Car makers are lobbying the European Union to delay an agreed 2011 ban on climate-damaging chemicals in car air-conditioners, a letter from auto industry group ACEA shows.

The European Union ruled in 2006 that from 2011 it would ban the use of fluorinated chemicals, such as the industry standard known as R134a, which have a powerful climate-warming effect when released into the atmosphere.

The EU closed a legal loophole in April after learning that car makers were planning to use it to avoid the ban until 2017. But ACEA said they still needed more time.

Car manufacturers need sufficient lead-time of at least two-three years past January 1, 2011 to adjust to the changed situation, ACEA said in a letter to the European Commission seen by Reuters on Tuesday.

ACEA requests that the Commission work with the member states to find a pragmatic solution, it added.

ACEA's push follows success by auto manufacturers last year in delaying an EU plan to cut carbon dioxide, the main heat-trapping gas from burning fossil fuels.

It said automakers would need to invest an extra 40-200 euros ($55 to $280) per vehicle to meet the refrigerant standards, which could not be passed on to consumers in the current tough economic climate.

GREEN ALTERNATIVES

But environmentalists say the industry has already been given nearly five years to cut out climate-damaging refrigerants, and less harmful alternatives are widely available as a cheap, easy way of curbing damage to the climate.

A new market is emerging for greener refrigerants, with industry giant Honeywell International pitching its HFO-1234yf coolant against rival carbon dioxide-based cooling systems such as that of Austria's Obrist Engineering and U.S.-based Visteon.

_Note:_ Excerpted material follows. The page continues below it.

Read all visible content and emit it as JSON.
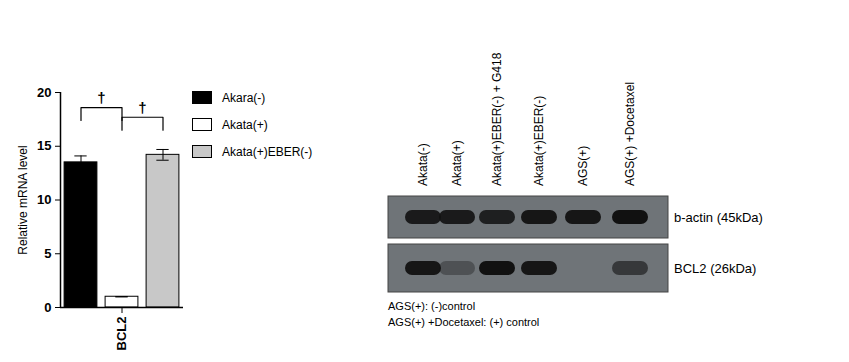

The technology is developed and technology proven, but the car makers haven't placed the orders, a director at one major supplier of green refrigerants said on condition of anonymity for fear of angering car manufacturers.

The industry could provide millions of units, he added. As soon as they place the orders, we are ready to jump.

A scientific report on Tuesday showed greenhouse gases from refrigerants and air-conditioning were more harmful to the climate than previously thought.

In the worst case, use of hydrofluorocarbons could surge to cause global warming in 2050 equivalent to the impact of between 28 and 45 percent of emissions of carbon dioxide, Dutch and American scientists said in the U.S. journal Proceedings of the National Academy of Sciences.